水长天轻笑一声,那笑声中带着一种笃定:“不会,谁都可能迷失,你不可能。”
顾命点了点头,没有继续询问原因。
他相信水长天,就如她相信自己一般。
不需要理由,不需要解释。
水长天继续开口,语气恢复了平静:“踏入迷失之境……很简单,以身堕先天,那些家伙如果发现杀不死你,便会将你拉入迷失之中,让你无法归来,你自己去寻到隐藏在仙界的先天,作死让他们将你弄入迷失即可。”
顾命点头:“明白了,多谢,我走了,会来看你的。”
水长天:“好。”
这一次,二人似乎在怄气,没有多说什么。
顾命转身,大步离去。
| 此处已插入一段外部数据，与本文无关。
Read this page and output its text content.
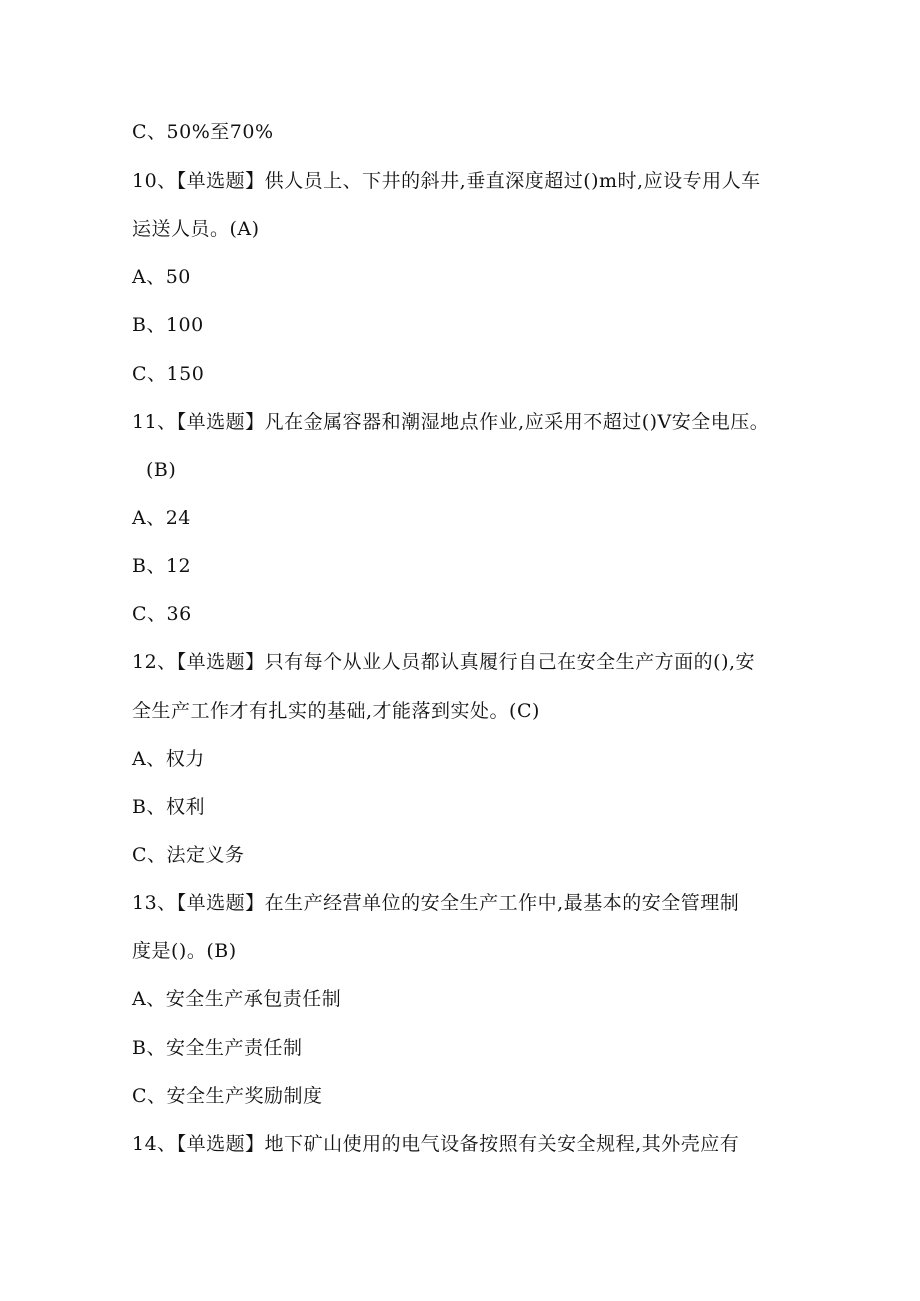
C、50%至70%
10、【单选题】供人员上、下井的斜井,垂直深度超过()m时,应设专用人车
运送人员。(A)
A、50
B、100
C、150
11、【单选题】凡在金属容器和潮湿地点作业,应采用不超过()V安全电压。
(B)
A、24
B、12
C、36
12、【单选题】只有每个从业人员都认真履行自己在安全生产方面的(),安
全生产工作才有扎实的基础,才能落到实处。(C)
A、权力
B、权利
C、法定义务
13、【单选题】在生产经营单位的安全生产工作中,最基本的安全管理制
度是()。(B)
A、安全生产承包责任制
B、安全生产责任制
C、安全生产奖励制度
14、【单选题】地下矿山使用的电气设备按照有关安全规程,其外壳应有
他的脚步声在幽暗的虚空中回荡,越来越远,越来越轻。
顾命的身影消失在天狱最深处。
水长天望着那空荡荡的虚空,沉默许久。
她的声音很低,很低,低到只有自己能听见。
那声音中,有叹息,有无奈,也有一丝期待。
“身在迷失,不知迷失……哪怕是那疯道士,也未曾明白真正的迷失在何处,你去了,会看见真相。”
她顿了顿,那声音愈发低沉,如同从岁月长河深处传来的回响。
“迷失之境第九层……名为……轮回。”
司法宫大殿中,灯火通明。
顾命端坐于主位之上,司法天剑横于身前,目光平静地扫过殿中众人。
逍遥天痕、凌幽仙王、千幻兽,以及数十名司法官分列两侧,神色各异。
有人面带忧色,有人眉头紧锁,有人欲言又止。
就在此时,顾命声音传来。
“诸位,我打算以天庭之名,公告天下,太初先天妖祟复苏归来,号召三千仙域各方强者,为苍生,为仙界,组建联盟,共诛先天。”
关于先天妖祟的事,如今已经不是什么秘密。
顾命在浩然仙域的经历,那些被污染的修士、那些死而复生的先天残缺,早已通过司法宫的渠道传遍天庭。
但公布天下,号召联盟,这无疑是正式向先天宣战。
逍遥天痕神色微变,上前一步,拱手道:“宫主,此举……岂不是打算与先天彻底摊牌?是否有些过于鲁莽?”
他的声音中带着明显的担忧。
作为司法宫副宫主,他比任何人都清楚天庭内部的复杂局势。
那些仙域之主、那些乱古元老,各怀心思,未必愿意响应号召。
且此举,可是将自己暴露在先天之下,无异于引火自焚,将自身处于众矢之的。